14 Comments on “Lazy Saturday Reads: Trump’s Worst Week So Far?”

  1. bostonboomer says:

    Have a nice weekend, Sky Dancers!

  2. Sweet Sue says:

    Boy, Anthony and Deirdre look like they just walked off the set of “The Wolf Of Wall Street,” don’t they?

  3. dakinikat says:

    http://www.chicagotribune.com/news/opinion/huppke/ct-trump-sessions-ohio-boy-scout-huppke-20170726-story.html

    Donald Trump’s behavior is abnormal

    I don’t care what party he represents. If we were six months into a Bush or Rubio administration, I’d have plenty of disagreements on policy, but I wouldn’t be dropping other columns to highlight routine affronts to the basic decency of the office of the presidency.

    What Trump said in Ohio on Tuesday night was not normal. What he said to the Boy Scouts was not normal. What he’s doing to his attorney general is not normal.

    So I dropped that other column and wrote this one. And I’ll do that again, and again, and again as often as necessary, and I don’t care if I sound like a broken record.

    Because no American should accept any of this sadistic nonsense as normal.

  4. bostonboomer says:

    Dana Millbank:

    What do we do if Trump really is crazy?

    For five years, I’ve been identifying Donald Trump, now president of the United States, as a nutter. I’ve called him crazy, daft, a madman, barking mad and mad as a March hare, and I’ve “diagnosed” him — I’m not a mental-health professional and have never examined the president — with narcissistic personality disorder and more. To that list, I feel compelled to add a few more technical observations: He also seems off his rocker, ’round the bend and a few fries short of a Happy Meal.

    • joanelle says:

      😂she’s on the money, with all of them, oh and he appears to be cuckoo too! 😜

  5. Fannie says:

    Here’s a good story from my new neighborhood. Last night a neighbor had us over for dinner, and drinks. They too are very new to this area, lovely home, decorated with very nice art work, and European tapestry. Most of us are retired, and all us busy getting our lawns and trees planted. Often waving to each other as we come and go. He’s from Auckland, and she’s from Brasilia. They have done a lot of volunteer work all over the globe. Just really nice, and full of laughter. The other neighbor was a retired teacher, from California. Her husband passed, and she moved here to be near her son. All of us brought some food, and the funny thing, I did my homemade salsa, she did her pico, and they did their salsa salad. It was super, enjoyed the food, but more than anything, I enjoyed the laughter and the jokes, I laughed so hard. Early on I wanted to test the waters, and said listen I’ll just say this once, and will not go any further, but you know if Hillary Clinton was our president, we’d have taco trucks on every corner. Wow that lit up some lights. The retired teacher is Mexican American, having grown up in Arizona, and her family following the growing season into California with 9 brothers and sisters.
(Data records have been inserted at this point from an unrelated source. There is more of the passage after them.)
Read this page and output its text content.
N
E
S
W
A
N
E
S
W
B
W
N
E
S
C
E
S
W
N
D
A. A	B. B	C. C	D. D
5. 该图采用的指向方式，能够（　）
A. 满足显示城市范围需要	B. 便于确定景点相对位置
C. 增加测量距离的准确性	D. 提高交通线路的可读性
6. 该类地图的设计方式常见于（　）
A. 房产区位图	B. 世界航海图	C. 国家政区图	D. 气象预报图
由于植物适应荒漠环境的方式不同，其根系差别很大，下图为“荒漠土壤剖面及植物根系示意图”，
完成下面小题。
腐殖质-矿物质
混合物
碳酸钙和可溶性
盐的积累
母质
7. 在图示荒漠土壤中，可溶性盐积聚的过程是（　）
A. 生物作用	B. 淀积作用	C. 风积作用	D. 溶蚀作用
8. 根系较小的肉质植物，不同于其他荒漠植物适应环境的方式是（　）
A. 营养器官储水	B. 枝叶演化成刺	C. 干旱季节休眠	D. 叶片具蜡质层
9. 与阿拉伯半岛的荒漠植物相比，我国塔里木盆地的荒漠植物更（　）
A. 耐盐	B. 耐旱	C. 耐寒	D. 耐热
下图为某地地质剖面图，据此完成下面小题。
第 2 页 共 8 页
She lived in Mission District of SF, and she had two taco trucks when she was in her 20’s, and raised her children, driving all over, purchasing foods, and preparing and selling it in Bay Area. She made me laugh with all her stories. We felt like we knew her all our lives. So funny, and then come to fine out, they do tamales. Looked at Bill, and told him we got some real competition coming up in December. We do about 16 dozen every year. So now we have decided to organize for the months ahead, planning our Mexican market trip, and a weekend doing tamales. Short of it, none of them voted for Trump, and none of us gave him another minute of our time. It was just really good to get into their heads, and listen to them, and see the laughter, and smiles,and forget all the Trump bullshit. It felt good, very much a pleasure getting to know my neighbors.